Of course all of this is a lead-in to me bringing up your christmas tree, which, yes, I know, has most likely been sprayed with chemicals. But if it hasn’t, or if you don’t care (which I highly recommend doing on occasion as it is most liberating), one of my favourite ways to preserve the winter is in a liqueur. I sent out little gift bottles of a wildcrafted piñon liqueur along with the December surprise box and have never received as many recipe requests in the weeks following. There are, of course, a million things you can do with your tree: infused sugars, infused honeys, infused vinegars, dried for teas, a brilliant and fun bonfire the list is endless. But this is my favourite, simply because I find something ritualistic about liqueurs, to share them, to bring them out at the end of a long day, to pour and sip and reminisce, is connecting one time to another time with a reverent thread: simultaneously holding on and letting go, in a nod to that golden light of nostalgia and a flavour that assaults your senses and refuses to let you drift too far into the past.

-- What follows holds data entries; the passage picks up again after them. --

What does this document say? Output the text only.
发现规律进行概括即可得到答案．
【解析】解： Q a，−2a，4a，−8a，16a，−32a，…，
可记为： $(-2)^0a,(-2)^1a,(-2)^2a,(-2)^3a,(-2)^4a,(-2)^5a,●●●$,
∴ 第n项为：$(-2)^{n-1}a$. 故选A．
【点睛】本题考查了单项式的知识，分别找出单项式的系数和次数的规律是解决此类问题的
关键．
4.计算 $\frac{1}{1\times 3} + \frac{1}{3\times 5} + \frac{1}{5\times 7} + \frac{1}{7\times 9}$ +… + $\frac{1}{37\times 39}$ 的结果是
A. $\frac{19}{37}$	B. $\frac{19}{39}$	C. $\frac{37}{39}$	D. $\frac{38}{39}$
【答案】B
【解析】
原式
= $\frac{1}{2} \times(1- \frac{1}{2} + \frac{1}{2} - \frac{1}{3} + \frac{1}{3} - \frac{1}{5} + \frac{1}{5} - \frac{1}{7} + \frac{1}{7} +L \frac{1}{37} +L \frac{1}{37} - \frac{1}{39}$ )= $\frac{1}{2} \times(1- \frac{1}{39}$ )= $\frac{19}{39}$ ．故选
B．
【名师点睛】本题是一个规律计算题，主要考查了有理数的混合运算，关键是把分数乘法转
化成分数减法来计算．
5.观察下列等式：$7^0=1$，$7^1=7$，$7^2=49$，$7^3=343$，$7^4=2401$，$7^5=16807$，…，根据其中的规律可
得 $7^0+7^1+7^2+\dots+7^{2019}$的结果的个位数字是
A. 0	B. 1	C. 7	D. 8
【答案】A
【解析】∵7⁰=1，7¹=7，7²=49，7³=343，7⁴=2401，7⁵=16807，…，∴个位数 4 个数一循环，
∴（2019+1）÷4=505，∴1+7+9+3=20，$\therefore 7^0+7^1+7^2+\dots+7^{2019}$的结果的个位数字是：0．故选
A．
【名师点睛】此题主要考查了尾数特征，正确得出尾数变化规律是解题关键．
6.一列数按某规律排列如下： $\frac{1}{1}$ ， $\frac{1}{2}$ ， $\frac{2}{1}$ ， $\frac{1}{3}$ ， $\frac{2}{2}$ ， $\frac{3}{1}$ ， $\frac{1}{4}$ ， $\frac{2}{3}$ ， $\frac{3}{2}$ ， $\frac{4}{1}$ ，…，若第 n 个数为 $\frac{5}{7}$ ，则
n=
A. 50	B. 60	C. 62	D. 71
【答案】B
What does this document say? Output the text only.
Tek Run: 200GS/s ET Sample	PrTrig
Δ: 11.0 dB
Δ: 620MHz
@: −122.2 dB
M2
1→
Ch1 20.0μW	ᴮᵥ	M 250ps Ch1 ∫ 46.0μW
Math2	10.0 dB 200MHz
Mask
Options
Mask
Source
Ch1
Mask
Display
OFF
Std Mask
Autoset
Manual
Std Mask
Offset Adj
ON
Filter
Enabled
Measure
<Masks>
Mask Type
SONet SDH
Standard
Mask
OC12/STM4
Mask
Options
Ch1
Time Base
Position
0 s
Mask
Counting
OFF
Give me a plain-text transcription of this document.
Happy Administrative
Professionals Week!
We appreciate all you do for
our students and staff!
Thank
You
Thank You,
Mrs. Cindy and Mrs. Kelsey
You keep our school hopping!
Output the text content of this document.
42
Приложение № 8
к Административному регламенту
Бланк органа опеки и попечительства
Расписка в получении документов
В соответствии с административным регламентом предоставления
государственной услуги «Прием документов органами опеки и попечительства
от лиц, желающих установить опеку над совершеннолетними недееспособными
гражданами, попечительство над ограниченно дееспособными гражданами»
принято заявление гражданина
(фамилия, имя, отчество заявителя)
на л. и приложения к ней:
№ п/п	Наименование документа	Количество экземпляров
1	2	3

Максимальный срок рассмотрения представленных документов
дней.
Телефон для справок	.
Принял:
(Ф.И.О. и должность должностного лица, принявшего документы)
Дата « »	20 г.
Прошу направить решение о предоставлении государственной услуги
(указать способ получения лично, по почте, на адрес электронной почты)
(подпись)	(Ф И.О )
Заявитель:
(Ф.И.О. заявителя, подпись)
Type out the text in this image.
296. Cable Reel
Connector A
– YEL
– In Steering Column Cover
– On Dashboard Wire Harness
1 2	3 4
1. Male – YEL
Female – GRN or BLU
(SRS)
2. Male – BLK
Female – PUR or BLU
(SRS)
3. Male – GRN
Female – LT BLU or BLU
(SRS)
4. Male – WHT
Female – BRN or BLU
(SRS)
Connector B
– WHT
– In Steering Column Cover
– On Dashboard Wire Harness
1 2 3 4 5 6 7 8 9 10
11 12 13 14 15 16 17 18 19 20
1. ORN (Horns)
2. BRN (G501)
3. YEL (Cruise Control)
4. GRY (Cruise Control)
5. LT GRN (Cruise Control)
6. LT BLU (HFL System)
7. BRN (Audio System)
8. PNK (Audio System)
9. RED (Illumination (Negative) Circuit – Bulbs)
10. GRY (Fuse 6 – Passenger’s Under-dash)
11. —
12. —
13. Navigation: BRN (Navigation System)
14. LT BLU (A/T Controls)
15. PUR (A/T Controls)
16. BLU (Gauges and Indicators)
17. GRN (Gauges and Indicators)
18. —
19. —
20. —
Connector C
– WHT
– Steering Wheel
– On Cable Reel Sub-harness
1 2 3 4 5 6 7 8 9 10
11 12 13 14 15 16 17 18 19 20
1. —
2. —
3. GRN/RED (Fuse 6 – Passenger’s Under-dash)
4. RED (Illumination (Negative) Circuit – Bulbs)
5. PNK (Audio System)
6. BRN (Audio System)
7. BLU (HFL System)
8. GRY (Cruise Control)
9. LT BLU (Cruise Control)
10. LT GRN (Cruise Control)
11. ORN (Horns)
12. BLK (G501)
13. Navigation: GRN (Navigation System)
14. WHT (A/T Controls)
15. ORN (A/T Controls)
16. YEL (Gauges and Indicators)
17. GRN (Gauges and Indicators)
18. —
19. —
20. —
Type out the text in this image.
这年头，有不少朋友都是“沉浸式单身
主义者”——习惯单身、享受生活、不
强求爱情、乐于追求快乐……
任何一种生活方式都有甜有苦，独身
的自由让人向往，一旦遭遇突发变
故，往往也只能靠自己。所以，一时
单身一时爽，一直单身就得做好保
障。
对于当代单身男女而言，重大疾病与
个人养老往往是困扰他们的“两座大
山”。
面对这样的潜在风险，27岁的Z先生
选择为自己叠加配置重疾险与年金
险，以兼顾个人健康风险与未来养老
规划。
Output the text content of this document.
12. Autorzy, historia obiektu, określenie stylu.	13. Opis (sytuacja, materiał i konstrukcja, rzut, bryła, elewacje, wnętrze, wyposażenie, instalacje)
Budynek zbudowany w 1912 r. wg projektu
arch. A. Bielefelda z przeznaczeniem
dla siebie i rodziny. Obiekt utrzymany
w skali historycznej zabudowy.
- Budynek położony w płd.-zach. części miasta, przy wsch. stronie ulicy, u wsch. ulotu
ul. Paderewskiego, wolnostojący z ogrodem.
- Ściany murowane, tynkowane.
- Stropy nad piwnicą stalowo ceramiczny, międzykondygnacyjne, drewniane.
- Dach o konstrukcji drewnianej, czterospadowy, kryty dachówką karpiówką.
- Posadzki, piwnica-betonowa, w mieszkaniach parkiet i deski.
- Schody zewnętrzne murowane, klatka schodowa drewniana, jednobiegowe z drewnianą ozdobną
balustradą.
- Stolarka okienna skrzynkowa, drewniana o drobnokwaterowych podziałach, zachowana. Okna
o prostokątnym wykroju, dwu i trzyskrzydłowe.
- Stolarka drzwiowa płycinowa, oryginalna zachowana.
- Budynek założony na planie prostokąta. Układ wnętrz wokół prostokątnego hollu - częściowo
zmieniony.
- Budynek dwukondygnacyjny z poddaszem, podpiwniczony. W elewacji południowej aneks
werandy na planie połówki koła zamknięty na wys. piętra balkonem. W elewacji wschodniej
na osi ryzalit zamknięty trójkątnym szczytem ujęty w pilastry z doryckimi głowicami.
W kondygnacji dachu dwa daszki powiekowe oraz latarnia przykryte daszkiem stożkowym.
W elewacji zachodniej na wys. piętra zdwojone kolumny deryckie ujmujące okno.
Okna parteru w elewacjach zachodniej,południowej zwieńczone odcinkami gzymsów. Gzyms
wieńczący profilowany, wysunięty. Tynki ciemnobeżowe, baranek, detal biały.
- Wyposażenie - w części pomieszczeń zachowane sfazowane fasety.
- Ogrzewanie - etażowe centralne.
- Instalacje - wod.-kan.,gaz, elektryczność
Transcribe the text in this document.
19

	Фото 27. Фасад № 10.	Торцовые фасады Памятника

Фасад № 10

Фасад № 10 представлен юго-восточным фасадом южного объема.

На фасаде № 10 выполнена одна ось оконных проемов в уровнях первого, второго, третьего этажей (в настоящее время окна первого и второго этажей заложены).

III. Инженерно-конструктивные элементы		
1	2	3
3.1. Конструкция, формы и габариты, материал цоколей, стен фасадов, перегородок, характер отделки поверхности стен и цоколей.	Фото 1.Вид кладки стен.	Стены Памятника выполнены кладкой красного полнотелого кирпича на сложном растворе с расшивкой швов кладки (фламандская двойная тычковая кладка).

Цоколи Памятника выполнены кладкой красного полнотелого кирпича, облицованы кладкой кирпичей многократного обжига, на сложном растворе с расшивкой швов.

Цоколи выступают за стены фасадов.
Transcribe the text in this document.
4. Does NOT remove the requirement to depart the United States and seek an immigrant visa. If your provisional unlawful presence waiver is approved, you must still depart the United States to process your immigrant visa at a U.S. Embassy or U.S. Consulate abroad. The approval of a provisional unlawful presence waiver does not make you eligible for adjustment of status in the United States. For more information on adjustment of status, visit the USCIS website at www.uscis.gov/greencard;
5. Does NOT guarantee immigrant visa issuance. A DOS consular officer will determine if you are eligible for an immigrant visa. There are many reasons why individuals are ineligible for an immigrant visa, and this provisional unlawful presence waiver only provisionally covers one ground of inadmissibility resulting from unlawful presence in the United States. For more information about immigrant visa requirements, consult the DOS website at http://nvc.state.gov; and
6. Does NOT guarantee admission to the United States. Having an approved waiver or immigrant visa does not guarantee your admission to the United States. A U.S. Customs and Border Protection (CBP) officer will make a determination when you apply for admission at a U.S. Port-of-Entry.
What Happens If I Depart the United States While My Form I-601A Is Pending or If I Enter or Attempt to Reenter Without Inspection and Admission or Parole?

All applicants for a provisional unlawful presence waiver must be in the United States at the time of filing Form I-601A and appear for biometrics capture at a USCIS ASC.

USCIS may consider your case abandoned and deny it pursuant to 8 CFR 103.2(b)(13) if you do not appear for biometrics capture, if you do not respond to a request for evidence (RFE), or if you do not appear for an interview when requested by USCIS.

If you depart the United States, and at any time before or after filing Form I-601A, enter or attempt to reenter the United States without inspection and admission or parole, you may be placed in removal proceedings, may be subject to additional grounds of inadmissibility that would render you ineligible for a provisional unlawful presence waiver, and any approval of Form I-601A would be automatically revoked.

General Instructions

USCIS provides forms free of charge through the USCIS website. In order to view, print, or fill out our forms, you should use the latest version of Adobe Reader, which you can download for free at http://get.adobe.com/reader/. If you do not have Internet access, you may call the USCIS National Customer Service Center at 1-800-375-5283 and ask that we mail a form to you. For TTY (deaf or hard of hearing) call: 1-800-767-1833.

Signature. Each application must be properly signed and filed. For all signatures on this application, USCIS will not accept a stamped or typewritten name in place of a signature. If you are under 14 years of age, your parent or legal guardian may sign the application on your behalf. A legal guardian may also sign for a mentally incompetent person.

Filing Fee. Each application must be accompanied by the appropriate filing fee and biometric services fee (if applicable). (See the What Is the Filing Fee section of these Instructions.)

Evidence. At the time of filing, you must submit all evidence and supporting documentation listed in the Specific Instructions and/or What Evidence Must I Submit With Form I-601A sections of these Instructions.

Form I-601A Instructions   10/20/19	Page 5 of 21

And this, my friends, is how I try to hold onto time: with reverence, while letting it go.
Happy 2013 lovely readers, I hope that wherever you are and whatever life brings you, it is yours and that you grasp it with both hands and live it to your fullest.
Christmas tree liqueur
1 part tree needles— just strip them off the branches. They contain the most flavour and the least bitterness.
2 parts vodka. I use a middle-of-the-range brand because I think it makes a slight difference, but there’s no point in going for the most expensive stuff because you’ll be flavouring it.
3/4 part sugar. Organic, evaporated if that’s your thing (that’s my kinda thing).
So let’s say you have 2 cups of needles. Put them in a big airtight container and cover with vodka. Leave them here for a week. Then after a week, put the whole thing through the blender before straining. Put the strained liquid back in the jar, and add the sugar. Shake on occasion until the sugar is fully dissolved, taste for sweetness (you might like it more sweet) then bottle and label. The flavours mellow out after they’ve been sitting for a while and in a year it’ll be quite spectacular.